Written by Chronicle Staff. Posted in Featured, Health & Wellness

Published on July 10, 2019 with No Comments

by Jan Adler

Do you know what part of our body protects us from the environment, regulates our body temperature, weighs about six pounds, detects and fights off infections?  What part of our body permits the sensations of touch, heat and cold, is the largest body organ and weighs approximately six pounds?  Give up?

The answer is our skin.  It consists of three separate layers, each with their own role in protecting our body.

Our skin color depends on the amount of melanin our layers of skin produce.  Dark-skinned people have more melanin in their skin than fair-skinned people.

Melanin is produced by special body cells.  It provides some protection against skin damage from the sun’s ultraviolet (UV) rays by increasing the amount of melanin produced during our time spent in the sun.

A tan is actually a protective response against the sun’s harmful rays.  As appealing and sought after a tan is considered, it is not an outward sign of good health.

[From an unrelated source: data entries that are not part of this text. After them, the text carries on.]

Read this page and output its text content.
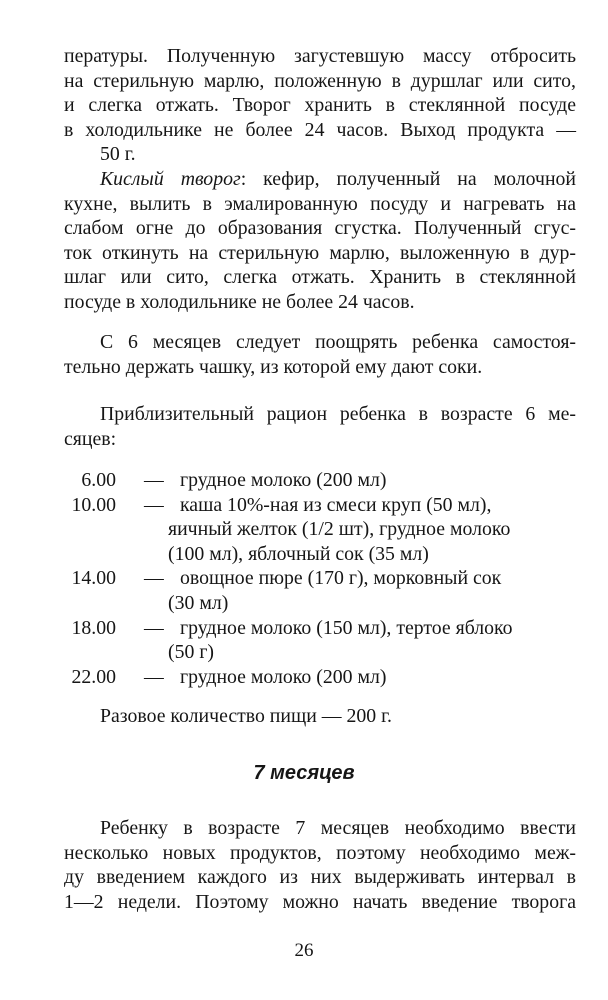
пературы. Полученную загустевшую массу отбросить
на стерильную марлю, положенную в дуршлаг или сито,
и слегка отжать. Творог хранить в стеклянной посуде
в холодильнике не более 24 часов. Выход продукта —
50 г.
Кислый творог: кефир, полученный на молочной
кухне, вылить в эмалированную посуду и нагревать на
слабом огне до образования сгустка. Полученный сгус-
ток откинуть на стерильную марлю, выложенную в дур-
шлаг или сито, слегка отжать. Хранить в стеклянной
посуде в холодильнике не более 24 часов.
С 6 месяцев следует поощрять ребенка самостоя-
тельно держать чашку, из которой ему дают соки.
Приблизительный рацион ребенка в возрасте 6 ме-
сяцев:
6.00 — грудное молоко (200 мл)
10.00 — каша 10%-ная из смеси круп (50 мл),
яичный желток (1/2 шт), грудное молоко
(100 мл), яблочный сок (35 мл)
14.00 — овощное пюре (170 г), морковный сок
(30 мл)
18.00 — грудное молоко (150 мл), тертое яблоко
(50 г)
22.00 — грудное молоко (200 мл)
Разовое количество пищи — 200 г.
7 месяцев
Ребенку в возрасте 7 месяцев необходимо ввести
несколько новых продуктов, поэтому необходимо меж-
ду введением каждого из них выдерживать интервал в
1—2 недели. Поэтому можно начать введение творога
26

The sun’s ultraviolet rays can cause long-term skin damage and possibly skin cancer.  UV rays cause the skin to lose it strength and flexibility which results in wrinkles and loose or sagging skin.  Most UV rays become absorbed through the skin and can damage our DNA (our genetic makeup), thus causing cancer.

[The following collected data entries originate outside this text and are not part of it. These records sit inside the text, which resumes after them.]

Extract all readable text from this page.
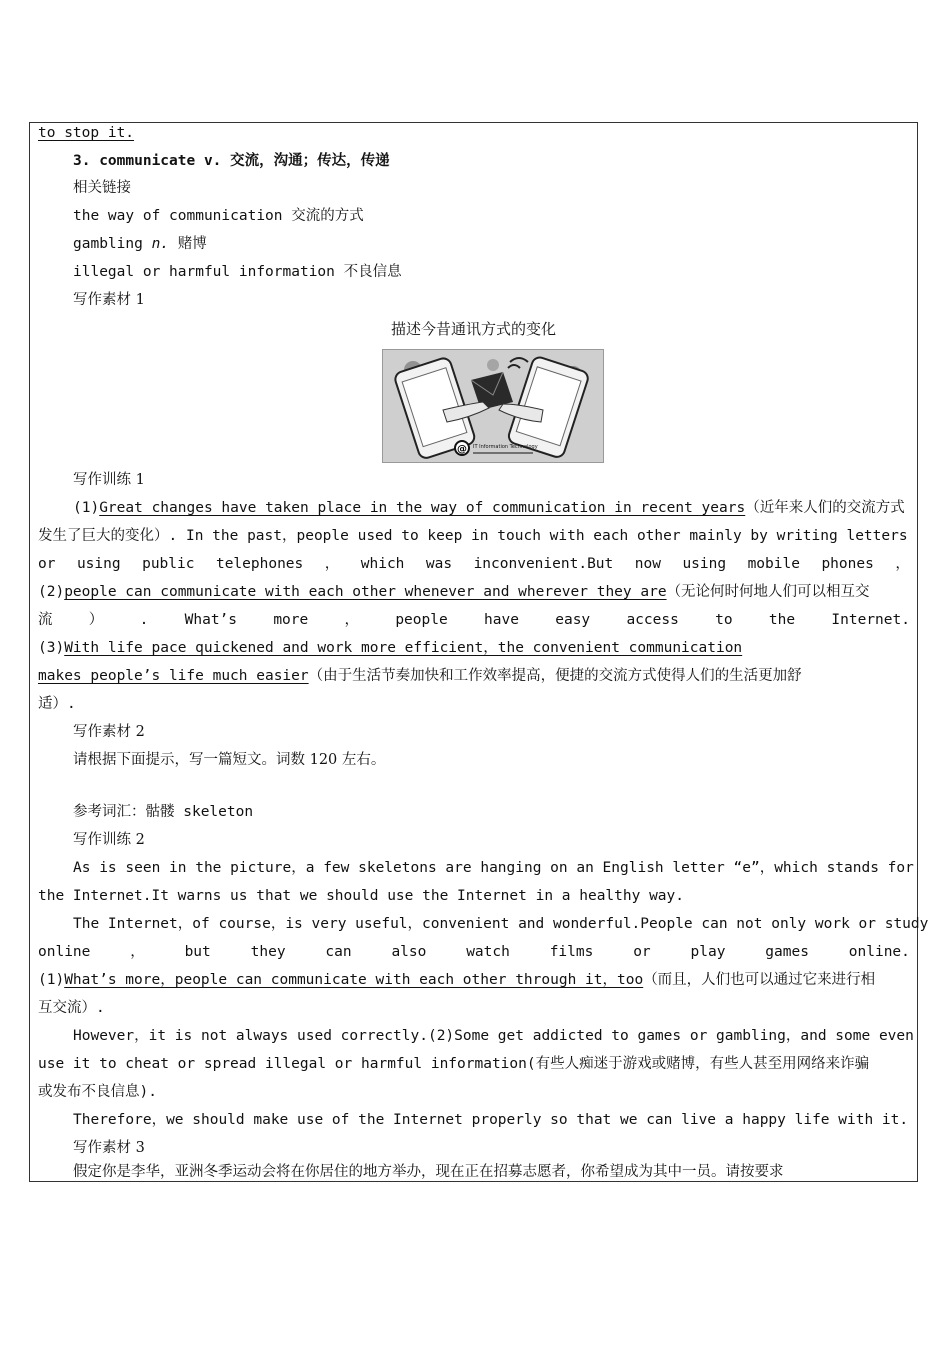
to stop it.
3. communicate v. 交流，沟通；传达，传递
相关链接
the way of communication 交流的方式
gambling n. 赌博
illegal or harmful information 不良信息
写作素材 1
描述今昔通讯方式的变化
@ IT Information Technology
写作训练 1
(1)Great changes have taken place in the way of communication in recent years（近年来人们的交流方式
发生了巨大的变化）. In the past，people used to keep in touch with each other mainly by writing letters
or using public telephones ， which was inconvenient.But now using mobile phones ，
(2)people can communicate with each other whenever and wherever they are（无论何时何地人们可以相互交
流	）	.	What’s	more	，	people	have	easy	access	to	the	Internet.
(3)With life pace quickened and work more efficient，the convenient communication
makes people’s life much easier（由于生活节奏加快和工作效率提高，便捷的交流方式使得人们的生活更加舒
适）.
写作素材 2
请根据下面提示，写一篇短文。词数 120 左右。
参考词汇：骷髅 skeleton
写作训练 2
As is seen in the picture，a few skeletons are hanging on an English letter “e”，which stands for
the Internet.It warns us that we should use the Internet in a healthy way.
The Internet，of course，is very useful，convenient and wonderful.People can not only work or study
online	，	but	they	can	also	watch	films	or	play	games	online.
(1)What’s more，people can communicate with each other through it，too（而且，人们也可以通过它来进行相
互交流）.
However，it is not always used correctly.(2)Some get addicted to games or gambling，and some even
use it to cheat or spread illegal or harmful information(有些人痴迷于游戏或赌博，有些人甚至用网络来诈骗
或发布不良信息).
Therefore，we should make use of the Internet properly so that we can live a happy life with it.
写作素材 3
假定你是李华，亚洲冬季运动会将在你居住的地方举办，现在正在招募志愿者，你希望成为其中一员。请按要求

While some regular exposure to the sun is needed for our bodies to produce vitamin D which is necessary for our bone strength, excess sun exposure is harmful.

Even on cloudy days, apply sunscreen 30 minutes prior to going outside. The sunscreen should have a sun protection factor (SPF) of at least 15 to 30.  Be generous with sunscreen by applying at least two tablespoons to skin that will be exposed to the sun.

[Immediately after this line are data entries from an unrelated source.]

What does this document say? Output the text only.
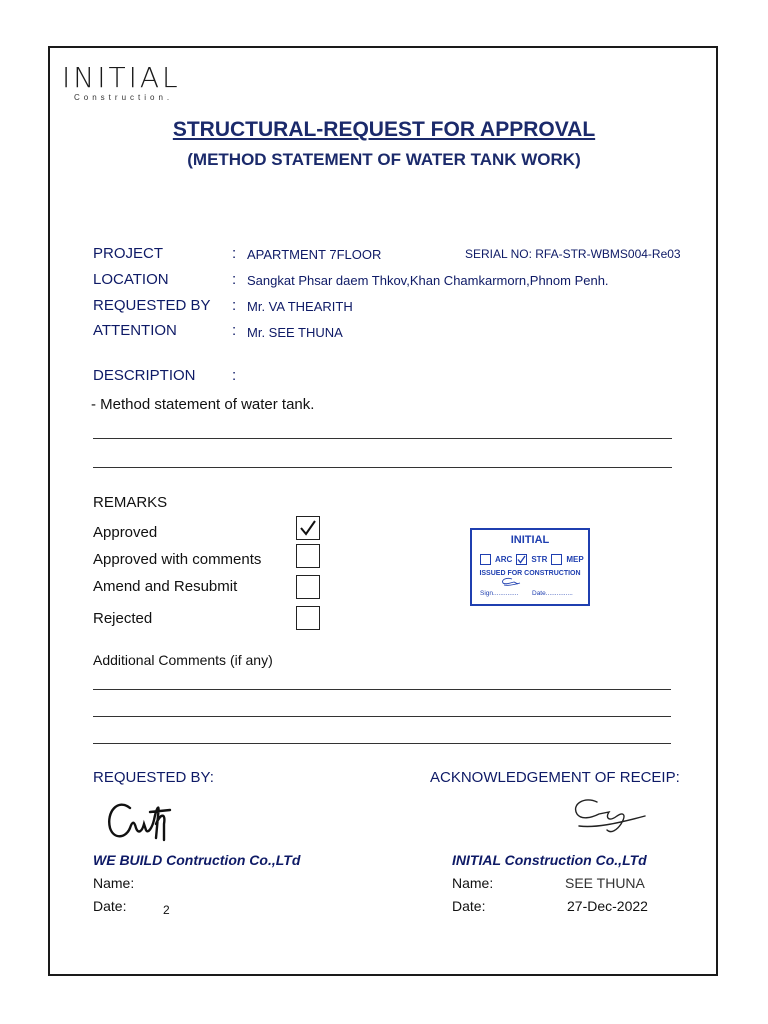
INITIAL
Construction.
STRUCTURAL-REQUEST FOR APPROVAL
(METHOD STATEMENT OF WATER TANK WORK)
PROJECT	: APARTMENT 7FLOOR	SERIAL NO: RFA-STR-WBMS004-Re03
LOCATION	: Sangkat Phsar daem Thkov,Khan Chamkarmorn,Phnom Penh.
REQUESTED BY : Mr. VA THEARITH
ATTENTION	: Mr. SEE THUNA
DESCRIPTION :
- Method statement of water tank.
REMARKS
Approved
Approved with comments
Amend and Resubmit
Rejected
INITIAL
ARC STR MEP
ISSUED FOR CONSTRUCTION
Sign.............. Date...............
Additional Comments (if any)
REQUESTED BY:	ACKNOWLEDGEMENT OF RECEIP:
WE BUILD Contruction Co.,LTd	INITIAL Construction Co.,LTd
Name:	Name:	SEE THUNA
Date:	2	Date:	27-Dec-2022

Wearing a hat with a large brim, long-sleeved shirts and long pants will provide you with protection against the sun’s rays.  Eyes not protected from the sun’s rays may lead to cataract formation later in life.  Sunglasses with 99 to 100 percent UV absorption are needed to provide ideal protection for your eyes and surrounding skin.

And lastly, limit your time out in the sun between the hours of 10:00 a.m. and 4:00 p.m.  This is when the sun’s rays are most harmful.

Our skin plays a vital role in our health.  It is our responsibility to make good decisions that result in respect and care for this valuable protective gift we have.